Nvidia: Nvidia stellt einen neuen Chip vor, der die Kosten für den Betrieb von ChatGPT und anderen KI-Modellen senken wird

Nvidia Nvidia stellt einen neuen Chip vor der die Kosten
Ausführen generativer KI-Modelle wie ChatGPT und Google Bard erfordern unter anderem fortschrittliche und schnelle GPUs. Nvidia ist ein Unternehmen, das dabei an vorderster Front steht. Das Unternehmen hat die nächste Generation von Nvidia angekündigt GH200 Grace Hooper Plattform.

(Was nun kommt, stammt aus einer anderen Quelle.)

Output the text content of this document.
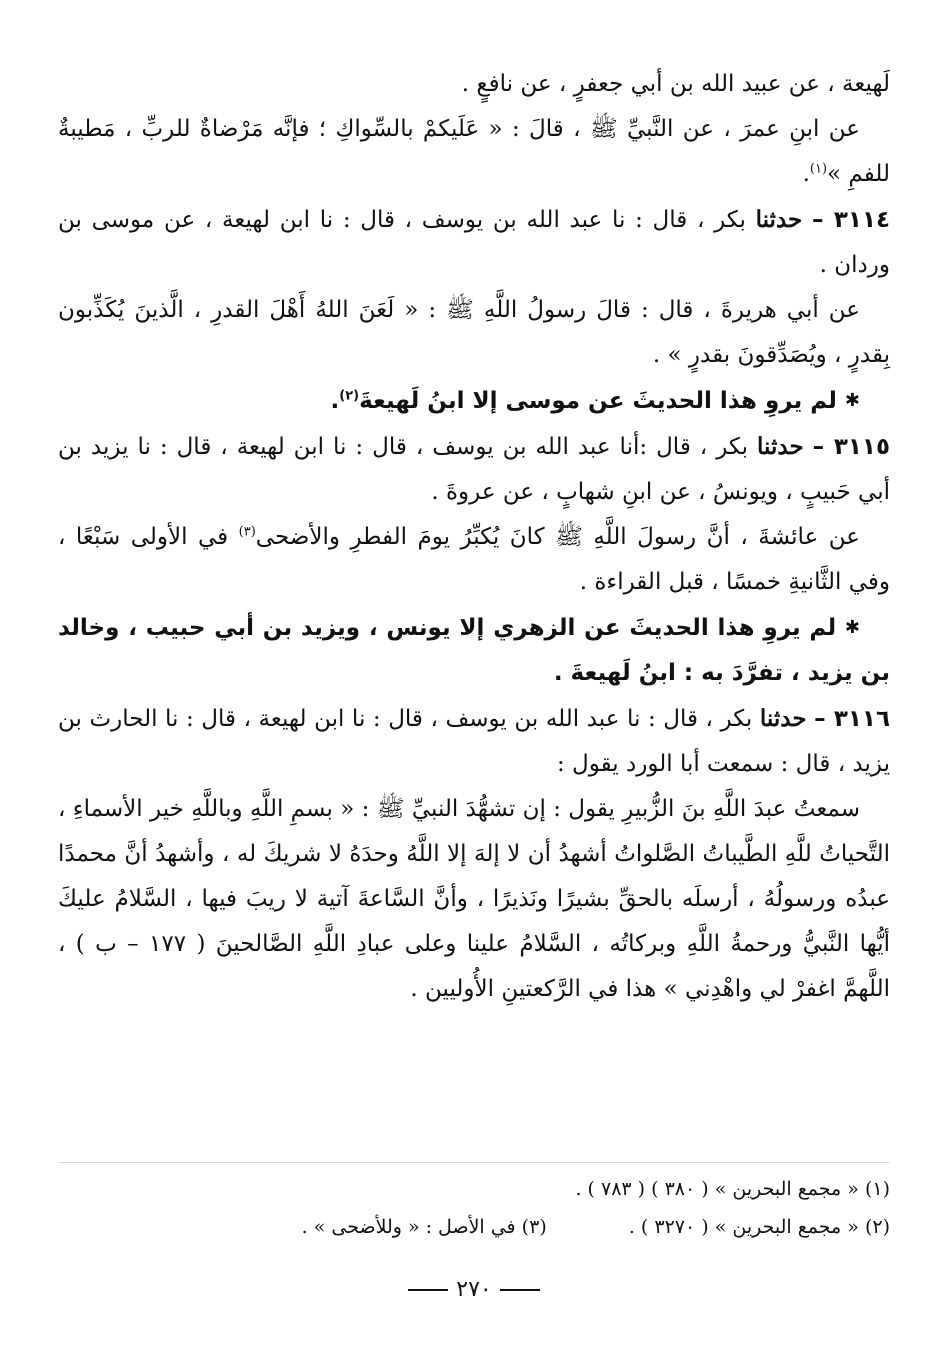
لَهيعة ، عن عبيد الله بن أبي جعفرٍ ، عن نافعٍ .

عن ابنِ عمرَ ، عن النَّبيِّ ﷺ ، قالَ : « عَلَيكمْ بالسِّواكِ ؛ فإنَّه مَرْضاةٌ للربِّ ، مَطيبةٌ للفمِ »$^{(١)}$.

٣١١٤ – حدثنا بكر ، قال : نا عبد الله بن يوسف ، قال : نا ابن لهيعة ، عن موسى بن وردان .

عن أبي هريرةَ ، قال : قالَ رسولُ اللَّهِ ﷺ : « لَعَنَ اللهُ أَهْلَ القدرِ ، الَّذينَ يُكَذِّبون بِقدرٍ ، ويُصَدِّقونَ بقدرٍ » .

✱ لم يروِ هذا الحديثَ عن موسى إلا ابنُ لَهيعةَ$^{(٢)}$.

٣١١٥ – حدثنا بكر ، قال :أنا عبد الله بن يوسف ، قال : نا ابن لهيعة ، قال : نا يزيد بن أبي حَبيبٍ ، ويونسُ ، عن ابنِ شهابٍ ، عن عروةَ .

عن عائشةَ ، أنَّ رسولَ اللَّهِ ﷺ كانَ يُكبِّرُ يومَ الفطرِ والأضحى$^{(٣)}$ في الأولى سَبْعًا ، وفي الثَّانيةِ خمسًا ، قبل القراءة .

✱ لم يروِ هذا الحديثَ عن الزهري إلا يونس ، ويزيد بن أبي حبيب ، وخالد بن يزيد ، تفرَّدَ به : ابنُ لَهيعةَ .

٣١١٦ – حدثنا بكر ، قال : نا عبد الله بن يوسف ، قال : نا ابن لهيعة ، قال : نا الحارث بن يزيد ، قال : سمعت أبا الورد يقول :

سمعتُ عبدَ اللَّهِ بنَ الزُّبيرِ يقول : إن تشهُّدَ النبيِّ ﷺ : « بسمِ اللَّهِ وباللَّهِ خير الأسماءِ ، التَّحياتُ للَّهِ الطَّيباتُ الصَّلواتُ أشهدُ أن لا إلهَ إلا اللَّهُ وحدَهُ لا شريكَ له ، وأشهدُ أنَّ محمدًا عبدُه ورسولُهُ ، أرسلَه بالحقِّ بشيرًا ونَذيرًا ، وأنَّ السَّاعةَ آتية لا ريبَ فيها ، السَّلامُ عليكَ أيُّها النَّبيُّ ورحمةُ اللَّهِ وبركاتُه ، السَّلامُ علينا وعلى عبادِ اللَّهِ الصَّالحينَ ( ١٧٧ – ب ) ، اللَّهمَّ اغفرْ لي واهْدِني » هذا في الرَّكعتينِ الأُوليين .

(١) « مجمع البحرين » ( ٣٨٠ ) ( ٧٨٣ ) .
(٢) « مجمع البحرين » ( ٣٢٧٠ ) .  (٣) في الأصل : « وللأضحى » .
٢٧٠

Es basiert auf einem neuen Grace Hopper Superchip mit dem weltweit ersten HBM3e-Prozessor, der für generative KI entwickelt wurde.

Die Dual-Konfiguration – die bis zu 3,5-mal mehr Speicherkapazität und 3-mal mehr Bandbreite als das Angebot der aktuellen Generation bietet – umfasst einen einzelnen Server mit 144 Arm-Neoverse-Kernen, acht Petaflops KI-Leistung und 282 GB der neuesten HBM3e-Speichertechnologie, so das Unternehmen in einer Pressemitteilung.
Der Grace Hopper Es wird außerdem behauptet, dass er energieeffizienter sei als frühere Chips, was zu niedrigeren Betriebskosten für Rechenzentren führen könnte, die ihn verwenden. Dies ist wichtig, da LLMs immer beliebter werden und die Betriebskosten ein großes Hindernis für die Einführung darstellen.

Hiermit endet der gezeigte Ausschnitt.